Until the early 20th century, it was thought that the crater was of volcanic origin, and only in 1902, a mining engineer from Philadelphia, Daniel Moreau Barringer, hypothesized that this giant crater was formed by a meteorite impact. He purchased a piece of land where the crater was located and quickly began drilling its bottom, as he was convinced that he would find the meteorite itself. Barringer spent 26 years of his life searching for the meteorite and convincing those around him that his crater was of extraterrestrial – meteorite origin.
The drilling proved futile. Scientists’ estimates, which may have caused Barringer’s fatal heart attack, showed that the meteorite must have evaporated almost completely in the atmosphere when it hit the Earth. Nor did Barringer succeed in unequivocally proving to the scientific community during his lifetime the nature of the crater’s origin.
His services were recognized only thirty years later, when convincing evidence that the crater in Arizona was the result of a meteorite impact was presented by Eugene Shoemaker, one of the world’s greatest experts on comets and meteorites.
Astronaut training in the crater
The Arizona crater was considered to be the place most reminiscent of the lunar landscape on Earth, and it was there, under Shoemaker’s guidance, that all the astronauts who were to go on a mission to the moon underwent part of their training.
Arizona Crater is one of the attractions of the state of Arizona.

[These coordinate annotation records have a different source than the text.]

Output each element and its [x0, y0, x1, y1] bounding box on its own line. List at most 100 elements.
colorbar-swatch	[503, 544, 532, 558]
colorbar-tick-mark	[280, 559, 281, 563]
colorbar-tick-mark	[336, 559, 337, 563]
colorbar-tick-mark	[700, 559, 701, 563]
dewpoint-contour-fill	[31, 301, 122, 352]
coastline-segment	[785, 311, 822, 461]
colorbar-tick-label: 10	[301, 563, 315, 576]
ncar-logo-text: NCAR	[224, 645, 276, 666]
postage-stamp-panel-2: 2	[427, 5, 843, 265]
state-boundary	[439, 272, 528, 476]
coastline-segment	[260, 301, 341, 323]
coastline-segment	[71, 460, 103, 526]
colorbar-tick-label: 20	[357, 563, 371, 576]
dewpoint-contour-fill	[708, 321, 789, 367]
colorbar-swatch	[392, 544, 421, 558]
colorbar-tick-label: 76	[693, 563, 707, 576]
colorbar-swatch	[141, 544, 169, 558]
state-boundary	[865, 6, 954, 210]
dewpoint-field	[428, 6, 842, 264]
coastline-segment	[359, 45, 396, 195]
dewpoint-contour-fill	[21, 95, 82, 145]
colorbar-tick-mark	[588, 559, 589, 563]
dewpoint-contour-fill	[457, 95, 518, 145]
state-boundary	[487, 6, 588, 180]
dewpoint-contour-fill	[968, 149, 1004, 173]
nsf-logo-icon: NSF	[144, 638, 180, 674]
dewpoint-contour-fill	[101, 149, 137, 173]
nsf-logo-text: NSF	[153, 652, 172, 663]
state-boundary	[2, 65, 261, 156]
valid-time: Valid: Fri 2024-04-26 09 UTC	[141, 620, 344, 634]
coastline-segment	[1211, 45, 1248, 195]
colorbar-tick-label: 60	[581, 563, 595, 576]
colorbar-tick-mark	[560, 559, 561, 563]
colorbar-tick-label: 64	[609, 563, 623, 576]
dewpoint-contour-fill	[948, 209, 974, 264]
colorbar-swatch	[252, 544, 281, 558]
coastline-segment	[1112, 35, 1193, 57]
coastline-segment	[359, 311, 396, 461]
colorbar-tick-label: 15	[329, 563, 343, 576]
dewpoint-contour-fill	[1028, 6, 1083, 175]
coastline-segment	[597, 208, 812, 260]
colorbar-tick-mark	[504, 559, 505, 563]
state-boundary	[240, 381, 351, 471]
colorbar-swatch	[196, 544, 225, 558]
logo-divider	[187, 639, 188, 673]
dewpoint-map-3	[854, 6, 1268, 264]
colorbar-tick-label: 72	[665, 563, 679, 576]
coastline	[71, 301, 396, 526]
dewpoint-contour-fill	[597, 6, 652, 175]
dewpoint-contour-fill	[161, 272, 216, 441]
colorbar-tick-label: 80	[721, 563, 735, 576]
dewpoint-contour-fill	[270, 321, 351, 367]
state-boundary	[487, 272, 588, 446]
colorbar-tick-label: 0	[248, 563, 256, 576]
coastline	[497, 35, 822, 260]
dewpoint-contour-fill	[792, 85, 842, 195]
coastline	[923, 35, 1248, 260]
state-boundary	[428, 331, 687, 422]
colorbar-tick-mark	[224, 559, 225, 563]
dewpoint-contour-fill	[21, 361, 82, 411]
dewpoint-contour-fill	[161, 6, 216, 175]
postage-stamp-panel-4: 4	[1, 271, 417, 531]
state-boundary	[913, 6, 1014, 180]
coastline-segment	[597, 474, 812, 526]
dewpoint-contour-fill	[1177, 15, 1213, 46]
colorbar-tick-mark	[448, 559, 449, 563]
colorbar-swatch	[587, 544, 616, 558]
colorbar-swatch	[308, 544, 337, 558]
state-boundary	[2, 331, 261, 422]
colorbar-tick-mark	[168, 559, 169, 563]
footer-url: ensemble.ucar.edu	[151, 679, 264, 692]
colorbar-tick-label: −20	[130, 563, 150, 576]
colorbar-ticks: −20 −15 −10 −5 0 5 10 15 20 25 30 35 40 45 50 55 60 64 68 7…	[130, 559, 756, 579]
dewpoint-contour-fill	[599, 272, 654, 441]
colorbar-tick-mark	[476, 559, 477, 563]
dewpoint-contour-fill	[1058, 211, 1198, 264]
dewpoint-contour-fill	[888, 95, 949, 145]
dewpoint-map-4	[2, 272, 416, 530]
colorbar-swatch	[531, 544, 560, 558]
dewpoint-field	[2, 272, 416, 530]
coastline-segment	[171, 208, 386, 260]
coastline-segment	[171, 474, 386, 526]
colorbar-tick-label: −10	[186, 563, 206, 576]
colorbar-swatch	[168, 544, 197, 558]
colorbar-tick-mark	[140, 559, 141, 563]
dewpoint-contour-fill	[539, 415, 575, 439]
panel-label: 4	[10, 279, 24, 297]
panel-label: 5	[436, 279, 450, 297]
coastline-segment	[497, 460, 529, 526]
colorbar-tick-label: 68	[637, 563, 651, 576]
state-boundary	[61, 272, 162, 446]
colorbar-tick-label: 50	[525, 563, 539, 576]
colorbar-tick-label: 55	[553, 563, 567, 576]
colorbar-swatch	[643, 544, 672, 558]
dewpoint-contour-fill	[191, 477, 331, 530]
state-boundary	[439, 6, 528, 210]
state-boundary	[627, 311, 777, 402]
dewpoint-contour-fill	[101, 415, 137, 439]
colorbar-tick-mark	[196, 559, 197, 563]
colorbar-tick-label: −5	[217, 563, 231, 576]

Many tourists visit it daily. To attract tourists, locals regularly report numerous sightings of glowing air and hovering UFOs above the site, as well as mysterious geomagnetic anomalies inside the crater.
A museum stands at the edge of the crater.
Comparison with other meteorite craters on Earth
The meteorite crater in Arizona, often referred to as the Barringer crater in honor of its first explorer, is by no means the largest on Earth. In Antarctica, a meteorite crater with a diameter of about 500 kilometers was discovered under a kilometer thick layer of ice on Wilkes Land in 1962. In Canada, there is a crater 443 kilometers in diameter on the coast of Hudson Bay. However, unlike the largest ones, whose diameter is measured in hundreds of kilometers, the Arizona crater is the only one that has retained its nearly pristine appearance. According to the museum’s official booklet, “Although there are larger impact marks on Earth, the meteorite origin of this crater was the first to be proven, and it has retained its pristine appearance better than any other.”